The talk is about how Apache Pulsar can have topic backlogs of unlimited size, opening up a whole array of Big Data use-cases that are not possible with other messaging systems. We also delve into tiered storage, which can make these massive backlogs very cheap.
Messaging systems are an essential part of any real-time analytics engine. A common pattern is to feed a user event stream into a processing engine, show the result to the user, capture feedback from the user, push the feedback back into the event stream, and so on. The quality of the result shown to the user is often a function of the amount of data in the event stream, so the more your event stream scales, the better you can serve your users.

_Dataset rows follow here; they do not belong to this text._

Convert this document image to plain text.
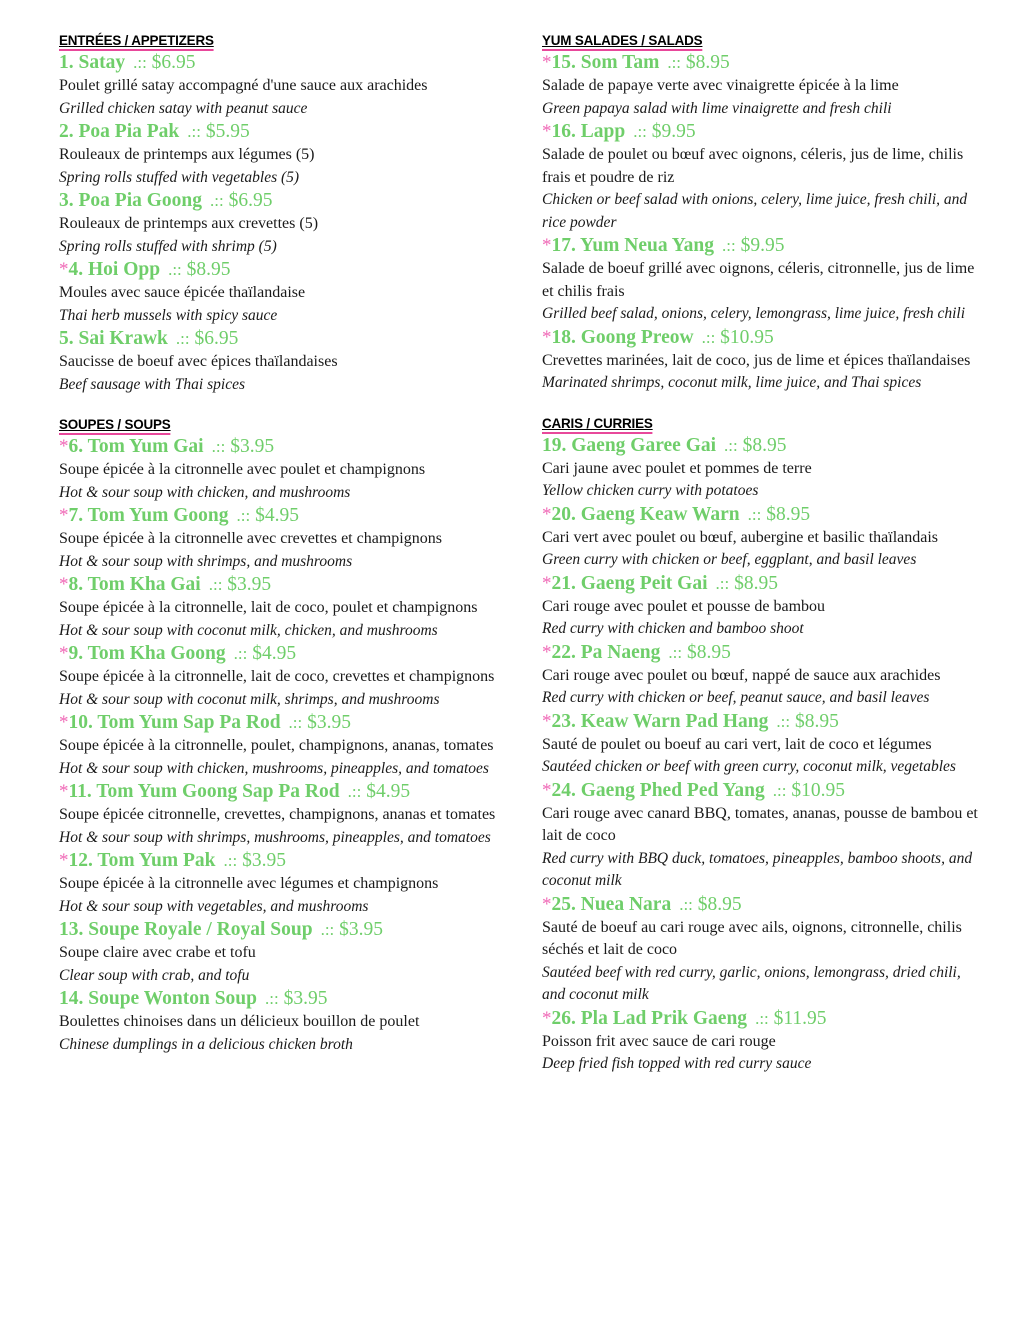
ENTRÉES / APPETIZERS
1. Satay .:: $6.95
Poulet grillé satay accompagné d'une sauce aux arachides
Grilled chicken satay with peanut sauce
2. Poa Pia Pak .:: $5.95
Rouleaux de printemps aux légumes (5)
Spring rolls stuffed with vegetables (5)
3. Poa Pia Goong .:: $6.95
Rouleaux de printemps aux crevettes (5)
Spring rolls stuffed with shrimp (5)
*4. Hoi Opp .:: $8.95
Moules avec sauce épicée thaïlandaise
Thai herb mussels with spicy sauce
5. Sai Krawk .:: $6.95
Saucisse de boeuf avec épices thaïlandaises
Beef sausage with Thai spices
SOUPES / SOUPS
*6. Tom Yum Gai .:: $3.95
Soupe épicée à la citronnelle avec poulet et champignons
Hot & sour soup with chicken, and mushrooms
*7. Tom Yum Goong .:: $4.95
Soupe épicée à la citronnelle avec crevettes et champignons
Hot & sour soup with shrimps, and mushrooms
*8. Tom Kha Gai .:: $3.95
Soupe épicée à la citronnelle, lait de coco, poulet et champignons
Hot & sour soup with coconut milk, chicken, and mushrooms
*9. Tom Kha Goong .:: $4.95
Soupe épicée à la citronnelle, lait de coco, crevettes et champignons
Hot & sour soup with coconut milk, shrimps, and mushrooms
*10. Tom Yum Sap Pa Rod .:: $3.95
Soupe épicée à la citronnelle, poulet, champignons, ananas, tomates
Hot & sour soup with chicken, mushrooms, pineapples, and tomatoes
*11. Tom Yum Goong Sap Pa Rod .:: $4.95
Soupe épicée citronnelle, crevettes, champignons, ananas et tomates
Hot & sour soup with shrimps, mushrooms, pineapples, and tomatoes
*12. Tom Yum Pak .:: $3.95
Soupe épicée à la citronnelle avec légumes et champignons
Hot & sour soup with vegetables, and mushrooms
13. Soupe Royale / Royal Soup .:: $3.95
Soupe claire avec crabe et tofu
Clear soup with crab, and tofu
14. Soupe Wonton Soup .:: $3.95
Boulettes chinoises dans un délicieux bouillon de poulet
Chinese dumplings in a delicious chicken broth
YUM SALADES / SALADS
*15. Som Tam .:: $8.95
Salade de papaye verte avec vinaigrette épicée à la lime
Green papaya salad with lime vinaigrette and fresh chili
*16. Lapp .:: $9.95
Salade de poulet ou bœuf avec oignons, céleris, jus de lime, chilis frais et poudre de riz
Chicken or beef salad with onions, celery, lime juice, fresh chili, and rice powder
*17. Yum Neua Yang .:: $9.95
Salade de boeuf grillé avec oignons, céleris, citronnelle, jus de lime et chilis frais
Grilled beef salad, onions, celery, lemongrass, lime juice, fresh chili
*18. Goong Preow .:: $10.95
Crevettes marinées, lait de coco, jus de lime et épices thaïlandaises
Marinated shrimps, coconut milk, lime juice, and Thai spices
CARIS / CURRIES
19. Gaeng Garee Gai .:: $8.95
Cari jaune avec poulet et pommes de terre
Yellow chicken curry with potatoes
*20. Gaeng Keaw Warn .:: $8.95
Cari vert avec poulet ou bœuf, aubergine et basilic thaïlandais
Green curry with chicken or beef, eggplant, and basil leaves
*21. Gaeng Peit Gai .:: $8.95
Cari rouge avec poulet et pousse de bambou
Red curry with chicken and bamboo shoot
*22. Pa Naeng .:: $8.95
Cari rouge avec poulet ou bœuf, nappé de sauce aux arachides
Red curry with chicken or beef, peanut sauce, and basil leaves
*23. Keaw Warn Pad Hang .:: $8.95
Sauté de poulet ou boeuf au cari vert, lait de coco et légumes
Sautéed chicken or beef with green curry, coconut milk, vegetables
*24. Gaeng Phed Ped Yang .:: $10.95
Cari rouge avec canard BBQ, tomates, ananas, pousse de bambou et lait de coco
Red curry with BBQ duck, tomatoes, pineapples, bamboo shoots, and coconut milk
*25. Nuea Nara .:: $8.95
Sauté de boeuf au cari rouge avec ails, oignons, citronnelle, chilis séchés et lait de coco
Sautéed beef with red curry, garlic, onions, lemongrass, dried chili, and coconut milk
*26. Pla Lad Prik Gaeng .:: $11.95
Poisson frit avec sauce de cari rouge
Deep fried fish topped with red curry sauce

Messaging systems have recently started to push into the field of long-term data storage and event stores, where you cannot compromise on retention. If data is written to the system, it must stay there.
Infinite retention can be challenging for a messaging system. As data grows for a single topic, you need to start storing different parts of the backlog on different sets of machines without losing consistency.
In this talk, I will describe how Pulsar uses Apache BookKeeper in its segment oriented architecture. BookKeeper provides a unit of consensus called a ledger. Pulsar strings together a number of BookKeeper ledgers to build the complete topic backlog. Each ledger in the topic backlog is independent of all previous ledgers with regards to location. This allows us to scale the size of the topic backlog simply by adding more machines. When the storage node is added to a Pulsar cluster, the brokers will detect it, and gradually start writing new data to the new node. There’s no disruptive rebalancing operation necessary.
Of course, adding more machines will eventually get very expensive. This is where tiered storage comes in. With tiered storage, parts of the topic backlog can be moved to cheaper storage such as Amazon S3 or Google Cloud Storage. I will also discuss the architecture of tiered storage, and how it is a natural continuation of Pulsar’s segment oriented architecture.
Finally, if you start storing data for a long time in Pulsar, you may want a means to query it. I will introduce our SQL implementation, based on the Presto query engine, which allows users to easily query topic backlog data, without having to read the whole thing.